Irvin and her team were interested in the relationship between alcohol abuse and failure to initiate HCV treatment or cure the patient. They used two tools to study alcohol abuse among patients with HCV. The Alcohol Use Disorders Identification Test (AUDIT) identifies alcohol consumption and drinking behaviors, and creates a composite score that classifies a patient’s alcohol use based on their answers to three interview questions. Her team also used phosphatidylethanol (PEth) testing, which detects an alcohol-specific biomarker in red blood cells that indicates heavy alcohol consumption. Consumption is typically detectable for about two to three weeks with PEth.

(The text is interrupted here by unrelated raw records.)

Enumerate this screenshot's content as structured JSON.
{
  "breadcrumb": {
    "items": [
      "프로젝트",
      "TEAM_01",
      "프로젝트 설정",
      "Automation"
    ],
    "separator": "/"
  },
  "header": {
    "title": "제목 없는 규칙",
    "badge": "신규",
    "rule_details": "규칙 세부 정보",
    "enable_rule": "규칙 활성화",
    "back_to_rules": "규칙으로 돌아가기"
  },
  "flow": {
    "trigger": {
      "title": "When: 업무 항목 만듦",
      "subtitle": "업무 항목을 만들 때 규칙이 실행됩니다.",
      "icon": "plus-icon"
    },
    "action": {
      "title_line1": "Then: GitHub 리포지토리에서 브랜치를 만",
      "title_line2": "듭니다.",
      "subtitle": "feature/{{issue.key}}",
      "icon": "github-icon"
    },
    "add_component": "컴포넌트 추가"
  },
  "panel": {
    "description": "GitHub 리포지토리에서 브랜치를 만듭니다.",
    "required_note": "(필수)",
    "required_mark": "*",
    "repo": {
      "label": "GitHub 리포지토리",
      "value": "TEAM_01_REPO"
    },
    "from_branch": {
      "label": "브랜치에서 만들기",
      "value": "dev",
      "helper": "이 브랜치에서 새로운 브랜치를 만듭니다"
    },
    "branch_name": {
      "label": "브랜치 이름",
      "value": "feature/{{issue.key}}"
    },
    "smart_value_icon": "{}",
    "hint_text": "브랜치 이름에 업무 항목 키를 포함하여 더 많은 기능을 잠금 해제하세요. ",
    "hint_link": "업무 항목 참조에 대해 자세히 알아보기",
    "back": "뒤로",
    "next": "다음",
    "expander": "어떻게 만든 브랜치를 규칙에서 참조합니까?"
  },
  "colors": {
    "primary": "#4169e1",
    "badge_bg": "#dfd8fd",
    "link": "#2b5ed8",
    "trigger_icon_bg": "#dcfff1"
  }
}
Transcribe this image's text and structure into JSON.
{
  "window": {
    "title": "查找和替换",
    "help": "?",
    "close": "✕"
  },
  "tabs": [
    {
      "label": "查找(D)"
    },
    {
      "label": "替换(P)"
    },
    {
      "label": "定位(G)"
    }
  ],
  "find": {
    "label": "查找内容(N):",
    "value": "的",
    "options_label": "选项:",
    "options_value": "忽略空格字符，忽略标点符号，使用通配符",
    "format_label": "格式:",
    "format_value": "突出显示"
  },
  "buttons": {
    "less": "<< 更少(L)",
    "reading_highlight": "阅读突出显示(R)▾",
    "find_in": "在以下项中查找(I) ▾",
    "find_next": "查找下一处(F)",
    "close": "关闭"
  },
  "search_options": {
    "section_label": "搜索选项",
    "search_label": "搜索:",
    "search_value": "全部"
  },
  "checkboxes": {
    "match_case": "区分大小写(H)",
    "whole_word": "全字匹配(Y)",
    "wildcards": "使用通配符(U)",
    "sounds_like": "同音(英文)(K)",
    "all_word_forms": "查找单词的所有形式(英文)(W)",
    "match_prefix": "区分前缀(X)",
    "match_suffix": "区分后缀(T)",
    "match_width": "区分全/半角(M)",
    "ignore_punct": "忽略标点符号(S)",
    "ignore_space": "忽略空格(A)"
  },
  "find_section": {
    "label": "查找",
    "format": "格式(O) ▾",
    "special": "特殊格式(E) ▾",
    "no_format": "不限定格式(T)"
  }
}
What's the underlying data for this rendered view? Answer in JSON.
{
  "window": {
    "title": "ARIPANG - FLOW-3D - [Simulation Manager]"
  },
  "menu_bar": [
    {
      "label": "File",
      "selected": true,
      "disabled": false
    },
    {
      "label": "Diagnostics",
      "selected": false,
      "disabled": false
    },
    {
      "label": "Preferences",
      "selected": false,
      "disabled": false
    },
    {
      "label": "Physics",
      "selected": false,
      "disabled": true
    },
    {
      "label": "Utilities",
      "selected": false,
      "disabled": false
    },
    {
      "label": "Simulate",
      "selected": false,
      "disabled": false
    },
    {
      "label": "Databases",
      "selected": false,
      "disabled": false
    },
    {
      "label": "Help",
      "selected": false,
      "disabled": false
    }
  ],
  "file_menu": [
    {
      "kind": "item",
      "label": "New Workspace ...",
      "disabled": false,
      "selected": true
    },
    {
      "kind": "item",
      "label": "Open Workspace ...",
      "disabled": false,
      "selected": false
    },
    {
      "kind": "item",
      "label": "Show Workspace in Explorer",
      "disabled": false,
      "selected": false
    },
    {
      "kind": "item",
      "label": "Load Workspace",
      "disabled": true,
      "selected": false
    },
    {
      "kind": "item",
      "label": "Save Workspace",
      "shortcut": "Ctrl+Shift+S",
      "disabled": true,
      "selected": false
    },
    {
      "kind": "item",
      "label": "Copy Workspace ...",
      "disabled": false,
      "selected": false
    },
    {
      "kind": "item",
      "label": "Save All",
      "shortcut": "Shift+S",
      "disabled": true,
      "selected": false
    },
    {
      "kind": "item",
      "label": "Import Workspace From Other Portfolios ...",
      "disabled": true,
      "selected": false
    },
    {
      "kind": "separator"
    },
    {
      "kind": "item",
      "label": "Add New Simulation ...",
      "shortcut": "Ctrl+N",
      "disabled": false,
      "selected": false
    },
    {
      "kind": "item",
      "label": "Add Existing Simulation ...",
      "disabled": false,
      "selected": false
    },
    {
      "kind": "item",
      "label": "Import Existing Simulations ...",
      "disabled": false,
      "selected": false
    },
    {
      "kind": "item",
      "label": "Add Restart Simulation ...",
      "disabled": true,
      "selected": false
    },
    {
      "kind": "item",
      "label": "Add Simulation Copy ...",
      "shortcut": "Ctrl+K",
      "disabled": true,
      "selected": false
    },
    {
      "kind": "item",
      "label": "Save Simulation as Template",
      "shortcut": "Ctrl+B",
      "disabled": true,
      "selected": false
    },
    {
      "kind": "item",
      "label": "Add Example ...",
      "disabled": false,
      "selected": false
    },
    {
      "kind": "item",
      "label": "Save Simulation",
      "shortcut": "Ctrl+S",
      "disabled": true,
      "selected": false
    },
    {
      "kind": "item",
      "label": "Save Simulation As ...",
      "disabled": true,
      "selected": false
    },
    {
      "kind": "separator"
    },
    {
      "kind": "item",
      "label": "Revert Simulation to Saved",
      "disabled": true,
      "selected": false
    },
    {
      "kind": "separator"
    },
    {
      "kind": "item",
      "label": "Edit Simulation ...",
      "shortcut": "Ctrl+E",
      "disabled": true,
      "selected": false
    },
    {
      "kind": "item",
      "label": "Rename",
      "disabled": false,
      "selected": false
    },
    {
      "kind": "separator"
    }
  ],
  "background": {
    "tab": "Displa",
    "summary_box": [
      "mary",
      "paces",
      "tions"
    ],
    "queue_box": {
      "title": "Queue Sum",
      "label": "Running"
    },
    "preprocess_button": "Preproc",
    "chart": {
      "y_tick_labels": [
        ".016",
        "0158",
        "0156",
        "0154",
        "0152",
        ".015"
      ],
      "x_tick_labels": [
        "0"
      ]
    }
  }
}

The study’s findings showed no substantial correlation between alcohol abuse and failure to initiate HCV treatment. According to Irvin, neither AUDIT nor PEth results were associated significantly with failure to initiate treatment in the individuals studied.
Irvin’s research supports the HCV Guidance Panel recommendations which prioritize treatment for all persons, including those with active alcohol use disorders. Irvin made it clear that providers and insurance programs should grant HCV patients access to the vital treatment they need, despite their alcohol use. Physicians and relevant health care providers can then work on connecting the patient to a more long-term intervention that can help them with their alcohol or substance abuse.
One common theme stood out in both talks: the need for health-care providers, clinicians, physicians and the general community to be more understanding of individuals who have been diagnosed with HIV. Although there have been incredible advances in the treatment of HIV — advances that can truly make HIV a rare occurrence — Jones acknowledged that there is still a long way to go.
“I think the reason we’re not at a point where we’re reaching people who can benefit from these treatments and prevention is because of all of our societal baggage,” Jones said in an interview with The News-Letter. “Moving forward, yes, we need to do more research into a cure and vaccines, but at the same time we need to do more work to help make sure that the people who can benefit from these very powerful treatments receive them. This is going to require work that addresses issues such as social justice, racism, trauma, homophobia, society’s view of those struggling with injection drug use, transgender individuals, people who have multiple partners and those engaged in commercial sex work.”